QRIS (Quick Response Indonesian Standard) adalah standar nasional untuk pembayaran digital berbasis kode QR. Sistem ini memungkinkan konsumen untuk melakukan kegiatan menggunakan beragam aplikasi mobile dompet digital seperti OVO, DANA, Gopay, ShopeePay, serta lainnya, hanya sekali dengan satu kali scan QR Code.
QRIS sangat memudahkan pelaku usaha, khususnya UMKM, akibat tak memerlukan alat tambahan serta biaya kegiatan yang dimaksud rendah. Selain itu, QRIS juga telah dilakukan menggalang konektivitas antar negara ASEAN, memungkinkan turis asing untuk menggunakan dompet digital merek untuk bertransaksi dalam Indonesia, kemudian sebaliknya.
GPN (Gerbang Pembayaran Nasional) adalah sistem yang menghubungkan jaringan antarbank nasional Indonesia. Sebelumnya, operasi dengan kartu debit seringkali bergantung pada jaringan internasional seperti Visa atau Mastercard, bahkan untuk kegiatan domestik.
GPN memungkinkan pemrosesan kegiatan secara lokal, sehingga data kemudian biaya operasi terus berada ke Indonesia, mengempiskan ketergantungan pada pihak luar. Dengan GPN, kartu debit dari bank manapun dapat digunakan di dalam mesin EDC atau ATM yang digunakan terhubung ke jaringan GPN.
Singkatnya, QRIS adalah sistem pembayaran digital berbasis QR code yang memungkinkan operasi antar perangkat lunak dompet digital dengan cepat dan juga praktis. Sedangkan GPN adalah sistem yang digunakan menghubungkan kartu debit antarbank pada satu jaringan domestik. QRIS cocok untuk operasi cepat serta praktis menggunakan aplikasi, sementara GPN lebih banyak cocok untuk pembayaran berbasis kartu debit pada mesin EDC atau pengunduran tunai ke ATM.

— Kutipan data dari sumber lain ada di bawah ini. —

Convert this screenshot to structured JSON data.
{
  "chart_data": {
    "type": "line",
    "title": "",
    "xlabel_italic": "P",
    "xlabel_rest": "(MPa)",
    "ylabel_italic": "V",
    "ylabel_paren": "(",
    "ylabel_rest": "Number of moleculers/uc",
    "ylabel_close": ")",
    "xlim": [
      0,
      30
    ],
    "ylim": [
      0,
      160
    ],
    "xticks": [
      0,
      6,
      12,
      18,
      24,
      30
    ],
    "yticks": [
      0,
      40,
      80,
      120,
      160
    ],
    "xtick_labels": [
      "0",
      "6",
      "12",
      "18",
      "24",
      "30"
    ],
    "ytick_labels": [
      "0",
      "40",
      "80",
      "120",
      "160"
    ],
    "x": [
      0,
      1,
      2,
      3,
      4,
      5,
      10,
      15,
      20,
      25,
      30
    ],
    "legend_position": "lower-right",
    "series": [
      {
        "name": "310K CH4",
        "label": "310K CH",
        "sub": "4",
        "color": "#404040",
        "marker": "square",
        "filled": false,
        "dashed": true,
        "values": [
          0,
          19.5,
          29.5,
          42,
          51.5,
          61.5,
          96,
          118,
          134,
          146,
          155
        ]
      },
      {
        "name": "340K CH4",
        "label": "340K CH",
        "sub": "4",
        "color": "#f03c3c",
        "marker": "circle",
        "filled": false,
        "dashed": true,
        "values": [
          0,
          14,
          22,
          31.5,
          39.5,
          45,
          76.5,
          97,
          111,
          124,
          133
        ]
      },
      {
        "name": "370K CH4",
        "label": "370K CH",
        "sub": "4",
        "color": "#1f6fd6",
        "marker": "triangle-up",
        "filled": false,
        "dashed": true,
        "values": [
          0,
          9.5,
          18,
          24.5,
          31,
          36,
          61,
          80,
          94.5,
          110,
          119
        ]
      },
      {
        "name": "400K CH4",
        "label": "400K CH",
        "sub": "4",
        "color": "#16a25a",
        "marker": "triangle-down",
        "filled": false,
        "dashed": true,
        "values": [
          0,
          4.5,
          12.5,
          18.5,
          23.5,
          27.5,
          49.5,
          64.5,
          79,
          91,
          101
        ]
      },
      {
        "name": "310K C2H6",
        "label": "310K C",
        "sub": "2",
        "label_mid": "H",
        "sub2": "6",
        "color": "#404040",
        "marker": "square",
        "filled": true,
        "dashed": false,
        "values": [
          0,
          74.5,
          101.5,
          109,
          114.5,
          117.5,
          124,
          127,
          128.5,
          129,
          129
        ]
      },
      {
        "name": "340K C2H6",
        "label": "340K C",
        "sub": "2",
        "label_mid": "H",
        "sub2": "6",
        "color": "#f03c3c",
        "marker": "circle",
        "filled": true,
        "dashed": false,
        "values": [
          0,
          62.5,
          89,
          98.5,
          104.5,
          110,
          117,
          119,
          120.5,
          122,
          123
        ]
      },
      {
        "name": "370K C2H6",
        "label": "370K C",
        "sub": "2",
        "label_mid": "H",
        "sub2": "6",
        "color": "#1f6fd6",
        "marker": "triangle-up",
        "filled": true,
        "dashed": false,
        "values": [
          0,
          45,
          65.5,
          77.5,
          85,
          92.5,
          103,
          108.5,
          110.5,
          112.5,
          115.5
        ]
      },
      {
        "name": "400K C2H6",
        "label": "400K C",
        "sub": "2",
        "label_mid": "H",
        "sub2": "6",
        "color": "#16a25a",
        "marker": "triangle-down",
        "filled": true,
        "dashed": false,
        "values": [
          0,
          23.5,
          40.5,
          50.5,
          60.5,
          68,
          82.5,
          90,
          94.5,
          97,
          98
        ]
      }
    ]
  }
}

Meski mempunyai fungsi yang tersebut berbeda, QRIS lalu GPN saling melengkapi pada menciptakan sistem ekologi pembayaran yang lebih lanjut inklusif, efisien, dan juga aman. Keduanya juga berperan di menjaga kedaulatan sektor ekonomi digital Indonesia, menghurangi dominasi sistem pembayaran global.
Penerapan QRIS, GPN, dan juga beragam pengembangan pembayaran cepat lainnya menunjukkan komitmen kuat Indonesia merawat kemandirian sekaligus membuka prospek kolaborasi setara antarnegara demi kemajuan perekonomian digital bersama-sama tanpa diskriminasi ataupun monopoli pangsa global tertentu.
Artikel ini disadur dari Beda QRIS dan GPN, kenapa keduanya penting?